Her parents occasional requests for contact were excruciating for her she reported feeling that she was the most ungrateful daughter and the most screwed up kind of person that she could imagine. She knew she was causing them immense pain, both because she worried them and because she heard they were ashamed to tell their friends and the rest of the family that she was out of communication with them. It was only as the choice became clear it was either them or her; contact with her parents made her suicidal; her life really was at stake, it was only then that she came to feel deserving enough to keep herself alive and to insist upon minimal contact. In the past 3 years she has returned 4 or 5 phone calls and 4 or 5 notes about things like grandmother's death. She continues to feel that she cannot see them or speak with them comfortably; she feels too vulnerable and not yet able to defend herself internally from their old accusations towards her.

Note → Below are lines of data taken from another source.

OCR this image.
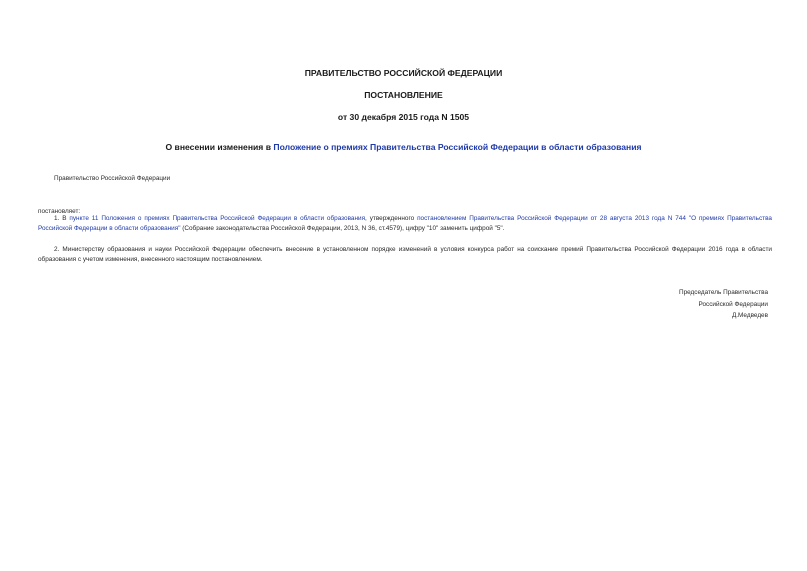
ПРАВИТЕЛЬСТВО РОССИЙСКОЙ ФЕДЕРАЦИИ
ПОСТАНОВЛЕНИЕ
от 30 декабря 2015 года N 1505
О внесении изменения в Положение о премиях Правительства Российской Федерации в области образования
Правительство Российской Федерации
постановляет:
1. В пункте 11 Положения о премиях Правительства Российской Федерации в области образования, утвержденного постановлением Правительства Российской Федерации от 28 августа 2013 года N 744 "О премиях Правительства Российской Федерации в области образования" (Собрание законодательства Российской Федерации, 2013, N 36, ст.4579), цифру "10" заменить цифрой "5".
2. Министерству образования и науки Российской Федерации обеспечить внесение в установленном порядке изменений в условия конкурса работ на соискание премий Правительства Российской Федерации 2016 года в области образования с учетом изменения, внесенного настоящим постановлением.
Председатель Правительства
Российской Федерации
Д.Медведев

To summarize, the central themes or core pathogenic beliefs against which she struggle during the first year included: 1) Caroline's conviction that having a healthy life, free from addiction, compulsive sex and crippling anxiety, would damage and expose her parents, and secondly, 2) Caroline's feeling of responsibility for her parents' difficulties in parenting her she blamed herself saying she must have been such a difficult child. She would cry when I said she must have been a very lovely and special child who deserved to feel that she was a great gift to her parents. Progress toward overcoming these fears and changing these beliefs constituted the main work of the first year.